Saturday, October 27, 2007

Neurolaw? Your brain is your best defense ... literally!

In “Why blame me? It was all my brain’s fault”, Raymond Tallis warns against “the dubious rise of neurolaw”. Essentially, this is an effort to calim that the defendant's "brain" did it (and therefore he himself didn't). He writes,
Those who blame the brain should be challenged as to why they stop at the brain when they seek the causes of bad behaviour. Since the brain is a physical object, it is wired into nature at large. “My brain made me do it” must mean (ultimately) that “The Big Bang” made me do it. Neuro-determinism quickly slides into determinism tout court.

And there is a contradiction built into the plea of neuromitigation. The claim “my brain made me do it” suggests that I am not my brain; even that my brain is some kind of alien force. One of the founding notions of neurolaw, however, is that the person is the brain. If I were my brain, then “My brain made me do it” would boil down to “I made me do it” and that would hardly get me off the hook. And yet, if I am not identical with my brain, why should a brain make me do anything? Why should this impersonal bit of matter single me out?

Of course, the underlying idea, as Mario Bearegard and I explain in Chapter 5 of The Spiritual Brain is that consciousness and free will really don't exist.

And sure enough, the comments to the article make that agenda perfectly clear:
... a central tenet of neuroscience (as distinct from both neurolaw and neuromythology) is that behavior is the result of neural activity -- there is nothing extra. While this conclusion may be debated, if it is true then the question is not to distinguish between acts caused by brain activity and those caused by persons, but to distinguish between pathological from normal neural activity,
writes Paul C. from Atlanta.
We, as a society, will need to come to terms with the fact that true free-will and genuine responsibility in the sense people want it to be true are not scientifically (or philosophially) viable. Instead, our apportioning of blame, or not, to individuals for their actions is based on a blend of culture and evolutionary traits.
chimes in Elan from Boca Raton.

Neither commenter explains how that has been demonstrated, and for a very good reason: It hasn't been demonstrated. Rather, it is a central tenet of materialism! If you are a materialist, you will believe that that is true and you will look for confirmation. You will ignore or treat as a problem any evidence that it is not true.

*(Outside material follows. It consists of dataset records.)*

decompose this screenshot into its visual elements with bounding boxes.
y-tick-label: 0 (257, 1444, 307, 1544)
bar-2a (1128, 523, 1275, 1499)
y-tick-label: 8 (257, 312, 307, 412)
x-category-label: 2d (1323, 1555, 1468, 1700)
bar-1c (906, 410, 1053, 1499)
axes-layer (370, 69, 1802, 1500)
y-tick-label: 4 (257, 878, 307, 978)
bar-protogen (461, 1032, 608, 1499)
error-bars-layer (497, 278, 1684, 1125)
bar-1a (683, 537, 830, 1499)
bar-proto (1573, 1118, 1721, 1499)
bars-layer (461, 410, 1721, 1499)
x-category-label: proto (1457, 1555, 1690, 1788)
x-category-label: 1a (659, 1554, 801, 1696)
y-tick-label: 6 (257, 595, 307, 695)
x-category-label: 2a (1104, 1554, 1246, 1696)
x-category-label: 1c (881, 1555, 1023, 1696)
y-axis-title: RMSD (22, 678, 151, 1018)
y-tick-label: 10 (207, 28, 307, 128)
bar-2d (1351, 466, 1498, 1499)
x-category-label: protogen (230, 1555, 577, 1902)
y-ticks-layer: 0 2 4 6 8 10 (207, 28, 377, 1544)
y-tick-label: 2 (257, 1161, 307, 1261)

Read the Introduction to The Spiritual Brain here for a look at the actual state of the evidence, which is quite different from what the materialist implies. Note, for example, that a recent edition of Scientific American we read:
How Does Consciousness Happen

Two leading neuroscientists, Christof Koch and Susan Greenfield, disagree about the activity that takes place in the brain during subjective experience

By Christof Koch and Susan Greenfield

Well, if there is still debate even about what activity takes place (and this doesn't even address the "hard problems" of consciousness), you can be pretty sure that materialists have not made their case.

In the end, neurolaw is just another materialist fad like Freudianism or Marxism or Darwinism. My brain made me do it instead of my mother made me do it or my class position made me do it or my animal ancestors made me do it.

The best argument for the self ever devised is the strange fact that, whenever there's trouble, the only one who DIDN'T do it is me.